Matching the capacitance rating and voltage rating is the minimal and easiest part of replacing an EC.
 

Thread Starter

John Czerwinski

Joined Jun 19, 2017
44
Thanks. Had to edit because the parts list is wrong compared to the photos of the real devices. The board is a deflection board for vector monitor. The one in the photos was an example, but I have a few that need replacing for sure.

Sounds like the best approach is to get the dimensions of the bad cap and find a replacement that matches capacitance, voltage, and dimensions.
 

Thread Starter

John Czerwinski

Joined Jun 19, 2017
44
Here's the parts list with the specifications. Doesn't provide much execpt for the capacitance and voltage (note: parts state pF, real part is uF).

1610734293710.png
 

andrewmm

Joined Feb 25, 2011
1,467
Look at the parts you have, in particular the manufacturer on the side,
then you can probably find the specs of the old part.

Note, the length they can work for is very dependent on the size,
I recently found a capacitor rated at 1000 hours at full temperature ( 60 )
that's just over a month !! but it was cheep and small !!

Out of interest,
have I missed it , why do yo think its this part thats gone ?
 

dl324

Joined Mar 30, 2015
12,871
Had to edit because the parts list is wrong compared to the photos of the real devices.
The polite way to make changes after someone has already responded to your post and referenced the text in question is to leave the original text with strike through and to note that it was edited. Not doing that makes the people who responded to the incorrect information appear to be clueless if they didn't quote the original text.

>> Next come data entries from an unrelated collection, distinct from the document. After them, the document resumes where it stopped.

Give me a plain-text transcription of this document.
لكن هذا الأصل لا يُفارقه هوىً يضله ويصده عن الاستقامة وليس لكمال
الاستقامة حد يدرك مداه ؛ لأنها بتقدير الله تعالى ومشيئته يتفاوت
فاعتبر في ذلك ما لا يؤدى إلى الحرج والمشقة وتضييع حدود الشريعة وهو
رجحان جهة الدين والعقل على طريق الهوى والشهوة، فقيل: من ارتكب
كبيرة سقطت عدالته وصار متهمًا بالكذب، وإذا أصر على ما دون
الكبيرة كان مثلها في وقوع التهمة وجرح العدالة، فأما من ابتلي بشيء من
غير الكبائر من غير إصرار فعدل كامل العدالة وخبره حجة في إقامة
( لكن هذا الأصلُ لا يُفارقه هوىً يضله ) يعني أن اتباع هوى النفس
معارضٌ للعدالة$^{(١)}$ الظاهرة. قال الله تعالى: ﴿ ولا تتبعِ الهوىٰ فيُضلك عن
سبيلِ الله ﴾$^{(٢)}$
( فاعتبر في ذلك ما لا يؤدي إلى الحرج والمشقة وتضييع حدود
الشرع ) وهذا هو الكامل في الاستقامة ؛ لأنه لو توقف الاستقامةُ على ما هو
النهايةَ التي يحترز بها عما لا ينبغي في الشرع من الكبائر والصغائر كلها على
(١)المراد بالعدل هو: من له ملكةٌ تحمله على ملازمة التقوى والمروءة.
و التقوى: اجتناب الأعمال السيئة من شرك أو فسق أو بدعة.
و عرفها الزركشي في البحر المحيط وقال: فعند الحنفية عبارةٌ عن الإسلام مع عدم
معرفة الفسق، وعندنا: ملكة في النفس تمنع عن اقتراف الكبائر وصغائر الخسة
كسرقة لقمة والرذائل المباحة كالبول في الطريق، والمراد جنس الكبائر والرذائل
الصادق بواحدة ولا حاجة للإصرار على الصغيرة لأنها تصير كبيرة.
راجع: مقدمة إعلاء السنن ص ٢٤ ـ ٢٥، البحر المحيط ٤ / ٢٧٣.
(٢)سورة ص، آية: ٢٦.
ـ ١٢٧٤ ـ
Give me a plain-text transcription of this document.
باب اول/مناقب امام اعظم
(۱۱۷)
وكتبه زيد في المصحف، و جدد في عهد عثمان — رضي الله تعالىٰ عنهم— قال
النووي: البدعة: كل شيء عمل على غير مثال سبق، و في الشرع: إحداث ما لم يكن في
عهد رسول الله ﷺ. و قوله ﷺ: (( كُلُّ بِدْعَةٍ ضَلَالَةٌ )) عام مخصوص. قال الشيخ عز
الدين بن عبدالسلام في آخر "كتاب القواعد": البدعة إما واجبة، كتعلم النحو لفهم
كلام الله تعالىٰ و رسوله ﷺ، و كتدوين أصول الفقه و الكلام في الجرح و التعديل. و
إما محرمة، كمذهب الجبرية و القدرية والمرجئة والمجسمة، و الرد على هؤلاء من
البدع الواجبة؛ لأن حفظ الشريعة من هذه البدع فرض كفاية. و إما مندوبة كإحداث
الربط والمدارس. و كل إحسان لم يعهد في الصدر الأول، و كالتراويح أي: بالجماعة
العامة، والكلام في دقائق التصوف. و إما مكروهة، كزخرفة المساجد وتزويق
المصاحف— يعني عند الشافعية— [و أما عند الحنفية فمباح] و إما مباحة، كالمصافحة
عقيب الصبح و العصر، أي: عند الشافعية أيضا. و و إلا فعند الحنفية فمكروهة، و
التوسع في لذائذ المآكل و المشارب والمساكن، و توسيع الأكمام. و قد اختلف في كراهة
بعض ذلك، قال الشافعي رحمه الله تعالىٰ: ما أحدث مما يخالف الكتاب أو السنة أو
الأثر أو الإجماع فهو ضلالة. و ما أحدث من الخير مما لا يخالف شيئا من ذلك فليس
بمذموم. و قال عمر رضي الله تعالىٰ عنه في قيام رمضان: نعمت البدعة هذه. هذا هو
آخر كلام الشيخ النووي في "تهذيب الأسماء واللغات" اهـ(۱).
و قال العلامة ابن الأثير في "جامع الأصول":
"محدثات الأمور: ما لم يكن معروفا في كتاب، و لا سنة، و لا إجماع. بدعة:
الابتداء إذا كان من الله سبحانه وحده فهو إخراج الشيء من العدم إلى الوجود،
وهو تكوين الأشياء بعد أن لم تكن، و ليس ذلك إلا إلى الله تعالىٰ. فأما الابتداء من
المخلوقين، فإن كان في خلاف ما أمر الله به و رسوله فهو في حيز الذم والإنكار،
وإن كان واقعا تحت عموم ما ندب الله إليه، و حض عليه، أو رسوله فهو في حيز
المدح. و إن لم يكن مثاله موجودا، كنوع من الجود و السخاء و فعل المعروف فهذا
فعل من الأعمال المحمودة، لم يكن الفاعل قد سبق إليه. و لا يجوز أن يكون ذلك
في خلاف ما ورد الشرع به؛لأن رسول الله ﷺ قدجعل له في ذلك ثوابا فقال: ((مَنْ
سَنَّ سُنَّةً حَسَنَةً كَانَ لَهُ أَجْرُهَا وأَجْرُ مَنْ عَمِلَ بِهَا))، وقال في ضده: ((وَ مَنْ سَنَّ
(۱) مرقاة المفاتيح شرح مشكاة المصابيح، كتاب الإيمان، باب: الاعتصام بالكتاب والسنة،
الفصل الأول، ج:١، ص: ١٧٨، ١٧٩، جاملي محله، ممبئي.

I wouldn't advise using a physically smaller cap. The distance between the plates will be smaller and there will be less water in the electrolyte. It will be more affected by high temperatures and less water means higher resistance.
 

Thread Starter

John Czerwinski

Joined Jun 19, 2017
44
Out of interest,
have I missed it , why do yo think its this part thats gone ?
The capacitors in the photo are just an example and don't need replacement on that board. But I have other boards where the capacitors are bad (bulging, etc). The bigger concern is building a spare parts inventory. Since most of the manual and parts list are equally as vague, seems that getting the original part, measuring, then purchasing the part is the best approach.